I have an existing Lucene store with many millions of documents, each one representing metadata for an entity. I have a few Id fields (Id1, Id2 .. Id5) and each document can have zero or many values for this field. The index is only ever queried by one of these Ids at a time. I've indexed these fields independently and it's is all working great. I initially chose to use Lucene as it was by far the fastest way to query such a vast number of small documents and I am happy with my decision.
However now I must store another type of document which also represent a different kind of metadata for entities and have values for (Id1, Id2 .. Id5), and which also will be queried by one of those Ids separately. The existing metadata and this new set of data will be stored and queried for independently from each other.
How do I query Lucene by an Id but for only one type of document. I can think of a few options, but I'd like to know what those in the know recommend from experience in order to keep Lucene manageable and fast.

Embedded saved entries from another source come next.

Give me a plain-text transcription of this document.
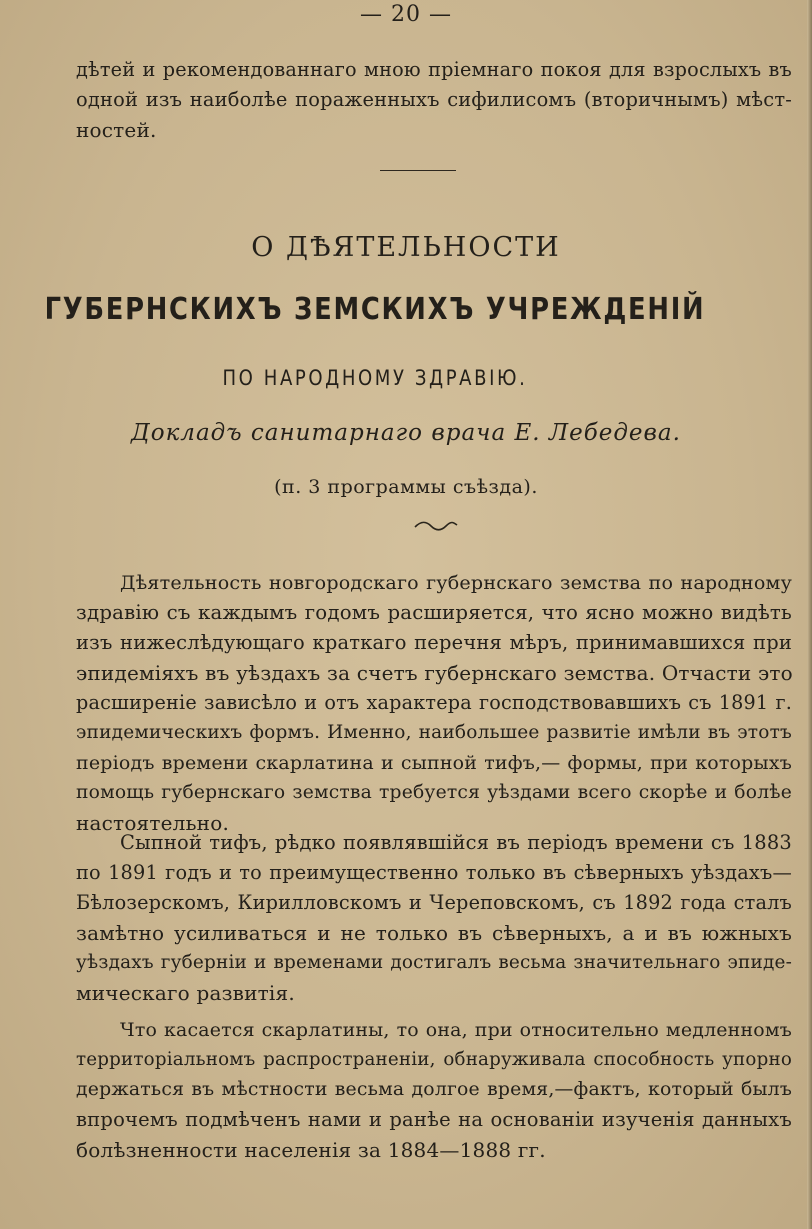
— 20 —
дѣтей и рекомендованнаго мною пріемнаго покоя для взрослыхъ въ
одной изъ наиболѣе пораженныхъ сифилисомъ (вторичнымъ) мѣст-
ностей.
О ДѢЯТЕЛЬНОСТИ
ГУБЕРНСКИХЪ ЗЕМСКИХЪ УЧРЕЖДЕНІЙ
ПО НАРОДНОМУ ЗДРАВІЮ.
Докладъ санитарнаго врача Е. Лебедева.
(п. 3 программы съѣзда).
Дѣятельность новгородскаго губернскаго земства по народному
здравію съ каждымъ годомъ расширяется, что ясно можно видѣть
изъ нижеслѣдующаго краткаго перечня мѣръ, принимавшихся при
эпидеміяхъ въ уѣздахъ за счетъ губернскаго земства. Отчасти это
расширеніе зависѣло и отъ характера господствовавшихъ съ 1891 г.
эпидемическихъ формъ. Именно, наибольшее развитіе имѣли въ этотъ
періодъ времени скарлатина и сыпной тифъ,— формы, при которыхъ
помощь губернскаго земства требуется уѣздами всего скорѣе и болѣе
настоятельно.
Сыпной тифъ, рѣдко появлявшійся въ періодъ времени съ 1883
по 1891 годъ и то преимущественно только въ сѣверныхъ уѣздахъ—
Бѣлозерскомъ, Кирилловскомъ и Череповскомъ, съ 1892 года сталъ
замѣтно усиливаться и не только въ сѣверныхъ, а и въ южныхъ
уѣздахъ губерніи и временами достигалъ весьма значительнаго эпиде-
мическаго развитія.
Что касается скарлатины, то она, при относительно медленномъ
территоріальномъ распространеніи, обнаруживала способность упорно
держаться въ мѣстности весьма долгое время,—фактъ, который былъ
впрочемъ подмѣченъ нами и ранѣе на основаніи изученія данныхъ
болѣзненности населенія за 1884—1888 гг.
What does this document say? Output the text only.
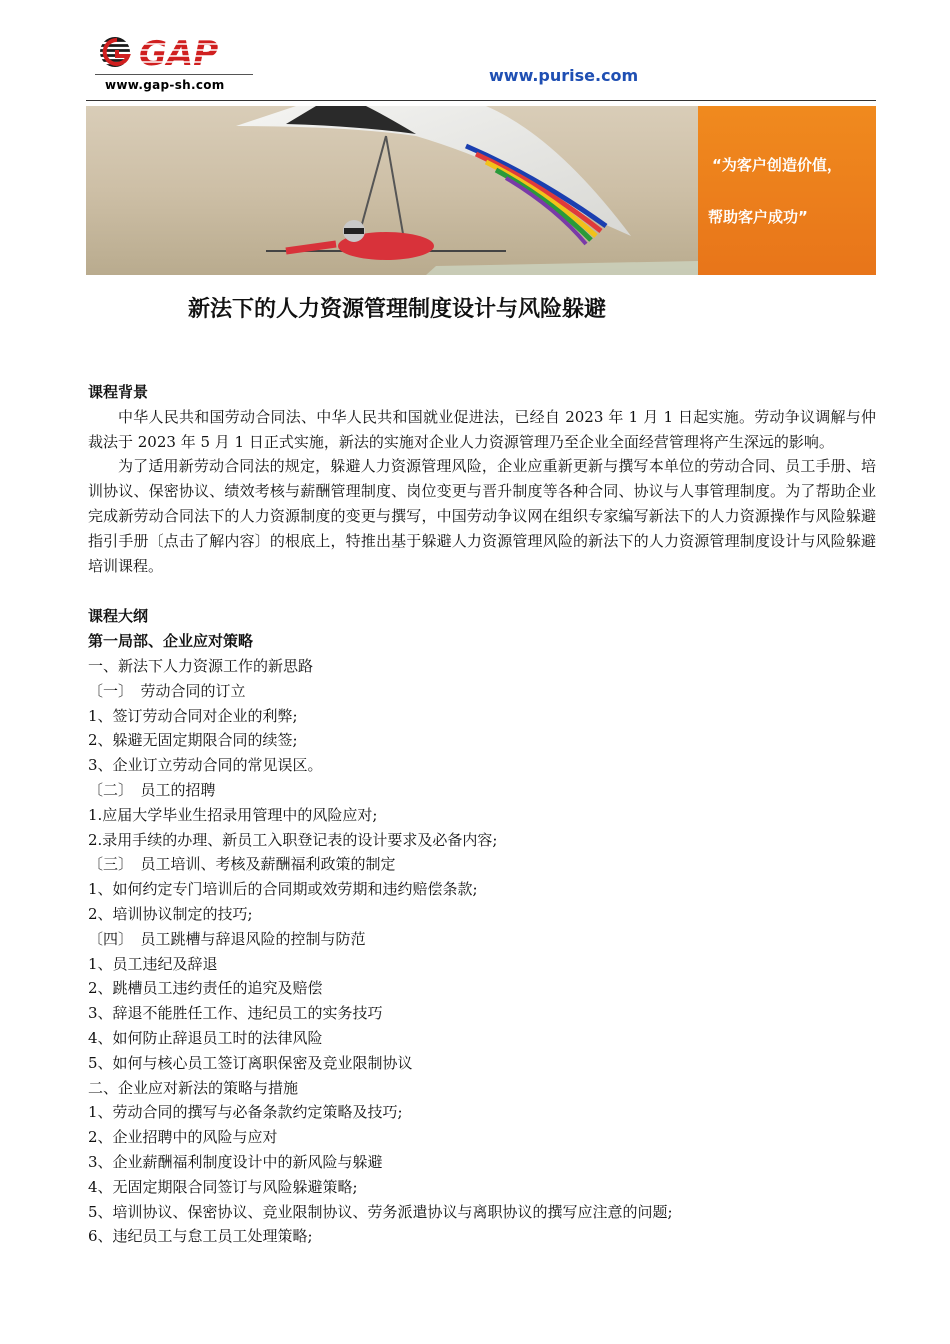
GAP
www.gap-sh.com	www.purise.com
“为客户创造价值，
帮助客户成功”
新法下的人力资源管理制度设计与风险躲避

课程背景

中华人民共和国劳动合同法、中华人民共和国就业促进法，已经自 2023 年 1 月 1 日起实施。劳动争议调解与仲裁法于 2023 年 5 月 1 日正式实施，新法的实施对企业人力资源管理乃至企业全面经营管理将产生深远的影响。

为了适用新劳动合同法的规定，躲避人力资源管理风险，企业应重新更新与撰写本单位的劳动合同、员工手册、培训协议、保密协议、绩效考核与薪酬管理制度、岗位变更与晋升制度等各种合同、协议与人事管理制度。为了帮助企业完成新劳动合同法下的人力资源制度的变更与撰写，中国劳动争议网在组织专家编写新法下的人力资源操作与风险躲避指引手册〔点击了解内容〕的根底上，特推出基于躲避人力资源管理风险的新法下的人力资源管理制度设计与风险躲避培训课程。

课程大纲

第一局部、企业应对策略

一、新法下人力资源工作的新思路

〔一〕　劳动合同的订立

1、签订劳动合同对企业的利弊;

2、躲避无固定期限合同的续签;

3、企业订立劳动合同的常见误区。

〔二〕　员工的招聘

1.应届大学毕业生招录用管理中的风险应对;

2.录用手续的办理、新员工入职登记表的设计要求及必备内容;

〔三〕　员工培训、考核及薪酬福利政策的制定

1、如何约定专门培训后的合同期或效劳期和违约赔偿条款;

2、培训协议制定的技巧;

〔四〕　员工跳槽与辞退风险的控制与防范

1、员工违纪及辞退

2、跳槽员工违约责任的追究及赔偿

3、辞退不能胜任工作、违纪员工的实务技巧

4、如何防止辞退员工时的法律风险

5、如何与核心员工签订离职保密及竞业限制协议

二、企业应对新法的策略与措施

1、劳动合同的撰写与必备条款约定策略及技巧;

2、企业招聘中的风险与应对

3、企业薪酬福利制度设计中的新风险与躲避

4、无固定期限合同签订与风险躲避策略;

5、培训协议、保密协议、竞业限制协议、劳务派遣协议与离职协议的撰写应注意的问题;

6、违纪员工与怠工员工处理策略;
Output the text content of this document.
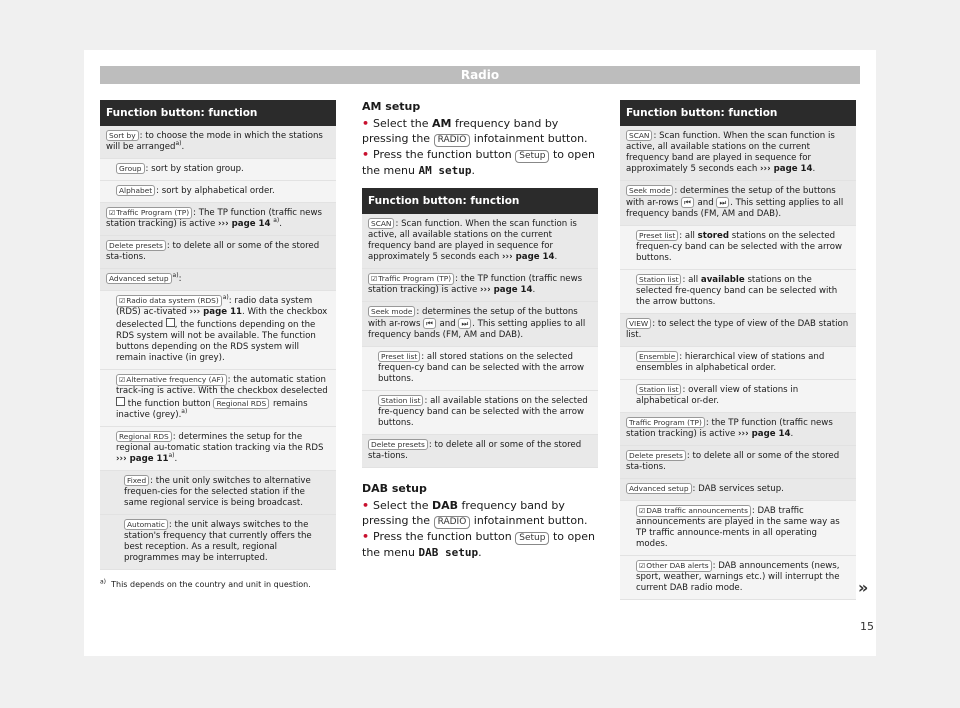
Radio
Function button: function
Sort by : to choose the mode in which the stations will be arranged$^{a)}$.
Group : sort by station group.
Alphabet : sort by alphabetical order.
☑Traffic Program (TP) : The TP function (traffic news station tracking) is active ››› page 14 $^{a)}$.
Delete presets : to delete all or some of the stored sta-tions.
Advanced setup $^{a)}$:
☑Radio data system (RDS) $^{a)}$: radio data system (RDS) ac-tivated ››› page 11. With the checkbox deselected , the functions depending on the RDS system will not be available. The function buttons depending on the RDS system will remain inactive (in grey).
☑Alternative frequency (AF) : the automatic station track-ing is active. With the checkbox deselected  the function button Regional RDS remains inactive (grey).$^{a)}$
Regional RDS : determines the setup for the regional au-tomatic station tracking via the RDS ››› page 11$^{a)}$.
Fixed : the unit only switches to alternative frequen-cies for the selected station if the same regional service is being broadcast.
Automatic : the unit always switches to the station's frequency that currently offers the best reception. As a result, regional programmes may be interrupted.
$^{a)}$ This depends on the country and unit in question.
AM setup

• Select the AM frequency band by pressing the RADIO infotainment button.

• Press the function button Setup to open the menu AM setup.

Function button: function
SCAN : Scan function. When the scan function is active, all available stations on the current frequency band are played in sequence for approximately 5 seconds each ››› page 14.
☑Traffic Program (TP) : the TP function (traffic news station tracking) is active ››› page 14.
Seek mode : determines the setup of the buttons with ar-rows ⏮ and ⏭ . This setting applies to all frequency bands (FM, AM and DAB).
Preset list : all stored stations on the selected frequen-cy band can be selected with the arrow buttons.
Station list : all available stations on the selected fre-quency band can be selected with the arrow buttons.
Delete presets : to delete all or some of the stored sta-tions.
DAB setup

• Select the DAB frequency band by pressing the RADIO infotainment button.

• Press the function button Setup to open the menu DAB setup.

Function button: function
SCAN : Scan function. When the scan function is active, all available stations on the current frequency band are played in sequence for approximately 5 seconds each ››› page 14.
Seek mode : determines the setup of the buttons with ar-rows ⏮ and ⏭ . This setting applies to all frequency bands (FM, AM and DAB).
Preset list : all stored stations on the selected frequen-cy band can be selected with the arrow buttons.
Station list : all available stations on the selected fre-quency band can be selected with the arrow buttons.
VIEW : to select the type of view of the DAB station list.
Ensemble : hierarchical view of stations and ensembles in alphabetical order.
Station list : overall view of stations in alphabetical or-der.
Traffic Program (TP) : the TP function (traffic news station tracking) is active ››› page 14.
Delete presets : to delete all or some of the stored sta-tions.
Advanced setup : DAB services setup.
☑DAB traffic announcements : DAB traffic announcements are played in the same way as TP traffic announce-ments in all operating modes.
☑Other DAB alerts : DAB announcements (news, sport, weather, warnings etc.) will interrupt the current DAB radio mode.	»
15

- Use separate Lucene indexes. This would avoid the problem since the document types are orthogonal. There's also the benefit being able to read and write from the indexes separately.
- Rename the fields Id1..Idn for the new documents to XId1...XIdn. In this way, documents of one type would not have the same field names as documents of another type. This seems like more of a workaround to avoid the problem than an actual solution.
- Add a numeric field "Type" and change indexies to (Type, Idx). This method seems wasteful as each index would have to also contain the type.
I am able to break backwards compatibility with my existing setup. It would be great if the solution can be reused if I come to add another document type.